3.) This leads us to the last subject: whether the authors have appreciated the philosophical implications of “bi-directional causality.” I will start with their claim that “proximate cause addresses the question of “how?” and the ultimate cause addresses the “why?” This is a strange statement. (In the authors defense, they are not the first to make it.) But surely we could just as easily say that evolutionary biology teaches us how a biological object came to be, and that physiology teaches us why “short time-scale” phenomena happen. This may seem like silly quibbling (though I would argue that semantics are pretty important in biology, as does Koonin), but it actually exposes the complexity of the problem. Ultimate and proximate explanations both answer the question “why?” They also both answer the question “how?” though, tellingly, that seems less important.
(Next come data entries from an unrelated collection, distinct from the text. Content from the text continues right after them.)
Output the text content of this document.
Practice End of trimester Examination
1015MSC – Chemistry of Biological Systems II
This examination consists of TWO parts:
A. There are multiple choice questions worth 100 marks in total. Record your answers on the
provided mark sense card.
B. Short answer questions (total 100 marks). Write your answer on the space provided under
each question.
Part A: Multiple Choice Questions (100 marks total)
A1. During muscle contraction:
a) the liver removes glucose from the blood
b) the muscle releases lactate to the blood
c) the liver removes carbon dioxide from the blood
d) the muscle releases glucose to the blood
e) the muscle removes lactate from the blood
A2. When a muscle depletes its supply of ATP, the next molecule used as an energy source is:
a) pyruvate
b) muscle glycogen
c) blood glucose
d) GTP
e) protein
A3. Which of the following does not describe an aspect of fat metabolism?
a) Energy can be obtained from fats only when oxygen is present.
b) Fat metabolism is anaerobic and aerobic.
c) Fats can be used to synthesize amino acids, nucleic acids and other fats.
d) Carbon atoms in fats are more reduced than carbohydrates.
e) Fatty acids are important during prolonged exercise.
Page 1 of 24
The way we answer the question “why?” is deeply important because it is our touchstone for understanding, and the proximate/ultimate distinction suggests that we do this in at least two ways in biology. Is it possible that we have multiple, contradictory ways of answering this crucial question? Aristotle thought so, or that at least is my reading of the opening line of the Physics, where he gives not one but three ways we answer the question, each separated by the Greek ἢ, “or.” Interestingly, only one of these is causality. The other two are “elements,” what we would now call fundamental particles, and “sources” or “principles”, which we might now call forces. All three of these are examined throughout the book and, I think, found wanting. The famous statement of the four causes in Book II is just one of these examinations.
A fuller exposition of this topic is far beyond my scope here. Suffice it to say that there are profound philosophical questions raised by the way we explain biological phenomena, and that these go back at least to that most original biologist, Aristotle. It is also worth noting that the old trope “correlation does not imply causation,” which the authors employ, is being reexamined in the context of Bayesian statistics (Pearl).
In sum, while I appreciate the authors’ attention to this problem, I think they do a disservice by not appreciating the complexity of the problem, its deep history, and the attention being paid to it by a huge number of working biologists.